Las borbonadas del emérito

Ni los elefantes africanos, ni las cuentas en Suiza, ni las putas en Zarzuela, ni los autogolpes de mano. Lo que hace del emérito rey Juan Carlos mejorar y superar la versión traidora de Carlos Puigdemont es, de probarse cierta, la historia contada por el comisario Villarejo. Según éste, el monarca, en un arrebato amoroso habría entregado a su amante, la princesa Corinna, el archivo JANO.

JANO es el nombre con el que se conoce el millón de entradas sobre personajes influyentes (y no tanto) que elabora y mantiene actualizado el CNI. Su nombre técnico es Control Integral Central y, por lo contado por Villarejo, se trata del señor de los archivos.

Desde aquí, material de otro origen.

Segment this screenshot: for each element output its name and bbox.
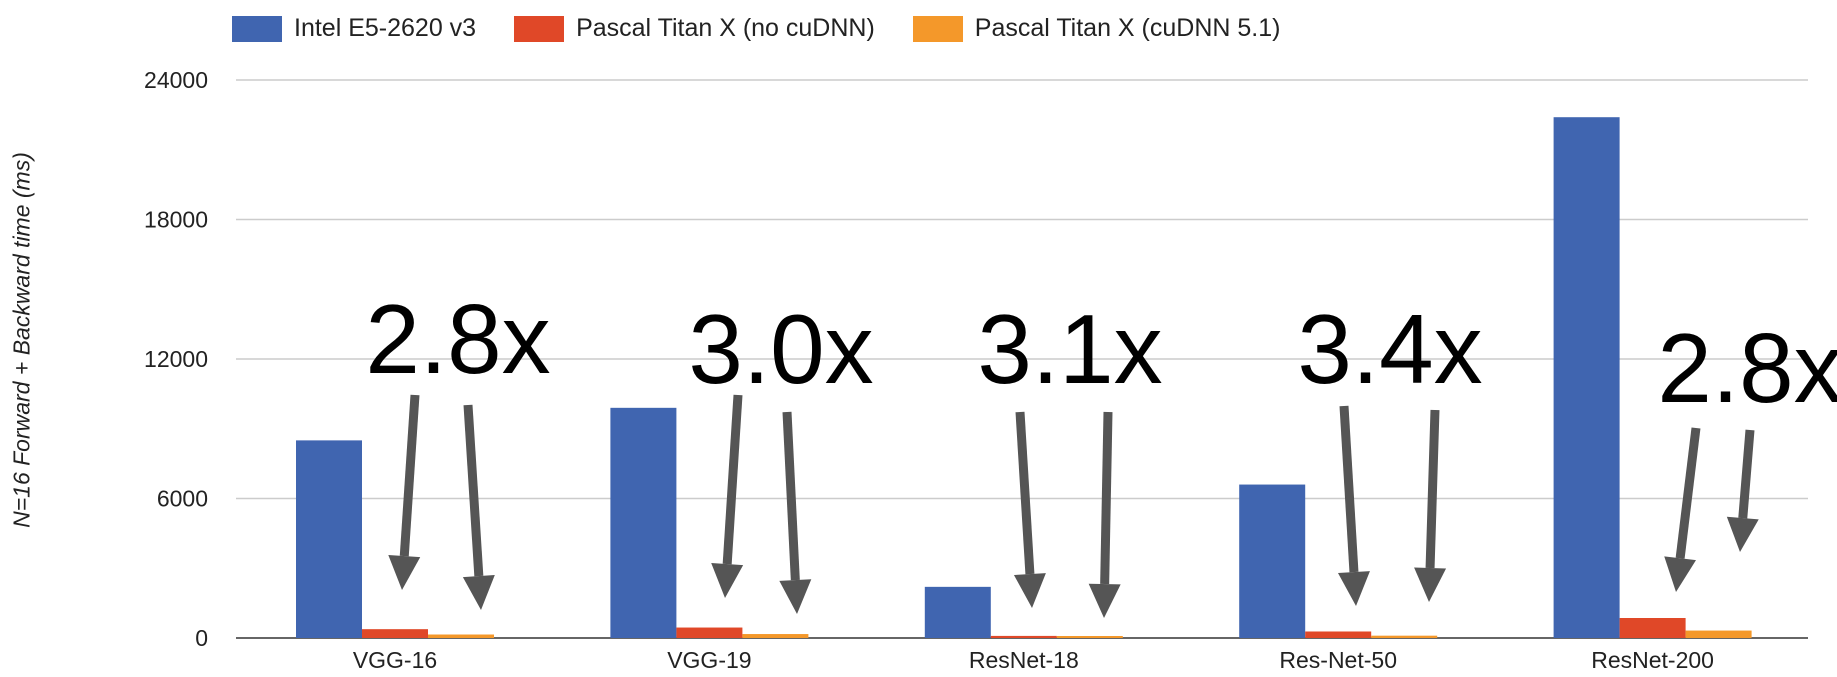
arrow-head-icon <box>462 575 495 610</box>
legend-item-titan-no-cudnn: Pascal Titan X (no cuDNN) <box>514 14 875 43</box>
speedup-annotation: 3.1x <box>977 294 1162 404</box>
legend-item-titan-cudnn: Pascal Titan X (cuDNN 5.1) <box>912 14 1281 43</box>
bar-pascal-titan-x-no-cudnn--vgg-19 <box>676 627 743 638</box>
legend-swatch-titan-cudnn <box>912 15 963 42</box>
bar-pascal-titan-x-cudnn-5-1--res-net-50 <box>1371 635 1438 638</box>
y-tick-label: 6000 <box>157 486 208 512</box>
bar-pascal-titan-x-cudnn-5-1--vgg-16 <box>428 634 494 638</box>
bar-intel-e5-2620-v3-res-net-50 <box>1239 484 1306 638</box>
bar-intel-e5-2620-v3-vgg-19 <box>610 407 677 638</box>
arrow-shaft <box>1100 411 1113 585</box>
arrow-shaft <box>1015 411 1035 575</box>
y-tick-label: 12000 <box>144 346 208 372</box>
bar-pascal-titan-x-cudnn-5-1--resnet-200 <box>1685 630 1752 638</box>
legend-swatch-intel <box>232 15 282 42</box>
arrow-shaft <box>463 404 484 577</box>
arrow-head-icon <box>1664 556 1696 592</box>
legend-swatch-titan-no-cudnn <box>514 15 565 42</box>
bar-pascal-titan-x-no-cudnn--res-net-50 <box>1305 631 1372 638</box>
arrow-head-icon <box>1088 583 1121 618</box>
legend-item-intel: Intel E5-2620 v3 <box>232 14 476 43</box>
arrow-head-icon <box>1726 516 1759 552</box>
bar-pascal-titan-x-cudnn-5-1--vgg-19 <box>742 634 809 638</box>
bar-intel-e5-2620-v3-vgg-16 <box>296 440 362 638</box>
arrow-head-icon <box>1414 567 1447 602</box>
bar-pascal-titan-x-cudnn-5-1--resnet-18 <box>1056 636 1123 638</box>
x-tick-label: VGG-19 <box>667 647 751 673</box>
legend-label-titan-no-cudnn: Pascal Titan X (no cuDNN) <box>576 14 875 42</box>
arrow-shaft <box>1738 429 1755 519</box>
arrow-shaft <box>1339 405 1359 573</box>
arrow-shaft <box>1425 409 1440 569</box>
y-tick-label: 24000 <box>144 67 208 93</box>
y-tick-label: 18000 <box>144 207 208 233</box>
legend: Intel E5-2620 v3 Pascal Titan X (no cuDN… <box>232 14 1280 43</box>
arrow-shaft <box>399 394 420 557</box>
legend-label-titan-cudnn: Pascal Titan X (cuDNN 5.1) <box>974 14 1281 42</box>
bar-pascal-titan-x-no-cudnn--resnet-18 <box>990 635 1057 638</box>
speedup-annotation: 3.0x <box>688 294 873 404</box>
arrow-head-icon <box>388 555 421 590</box>
legend-label-intel: Intel E5-2620 v3 <box>294 14 477 42</box>
speedup-annotation: 2.8x <box>1657 313 1837 423</box>
bar-intel-e5-2620-v3-resnet-200 <box>1553 117 1620 638</box>
bar-pascal-titan-x-no-cudnn--vgg-16 <box>362 629 428 638</box>
speedup-annotation: 3.4x <box>1297 294 1482 404</box>
arrow-head-icon <box>1013 573 1046 608</box>
arrow-head-icon <box>711 563 744 598</box>
y-tick-label: 0 <box>195 625 208 651</box>
x-tick-label: ResNet-200 <box>1591 647 1714 673</box>
arrow-shaft <box>1675 427 1701 559</box>
bar-pascal-titan-x-no-cudnn--resnet-200 <box>1619 618 1686 638</box>
x-tick-label: ResNet-18 <box>969 647 1079 673</box>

Toda la basura íntima, ruindades y mezquindades, vicios, defectos, delitos, hábitos descontrolados y patologías de jueces, políticos, empresarios, deportistas…quien no está en el JANO no es nadie.

Juan Carlos temió por su vida. También sospechó que alguien, a su muerte, quisiera hacer daño a su amada. Y, por este motivo, depositó en las níveas manos de la alemana, el archivo capaz de arruinar la vida a cualquiera. Dice Villarejo que se ha tratado en alguna ocasión de recuperar el archivo sin éxito.

De ser verdad esta película de Bonds y Mataharis, al monarca emérito habría que colgarle de sus reales pelotas. Lo harían así en cualquier país civilizado del mundo libre. Si se corre un tupido velo sobre el escándalo de la Corona se estará dando argumentos de peso a todos los que buscan la perdición de España, llámense republicanos, separatistas, terroristas o coristas de cabaret. Ha sido el último servicio de un rey felón a su patria. Tememos que no será el último.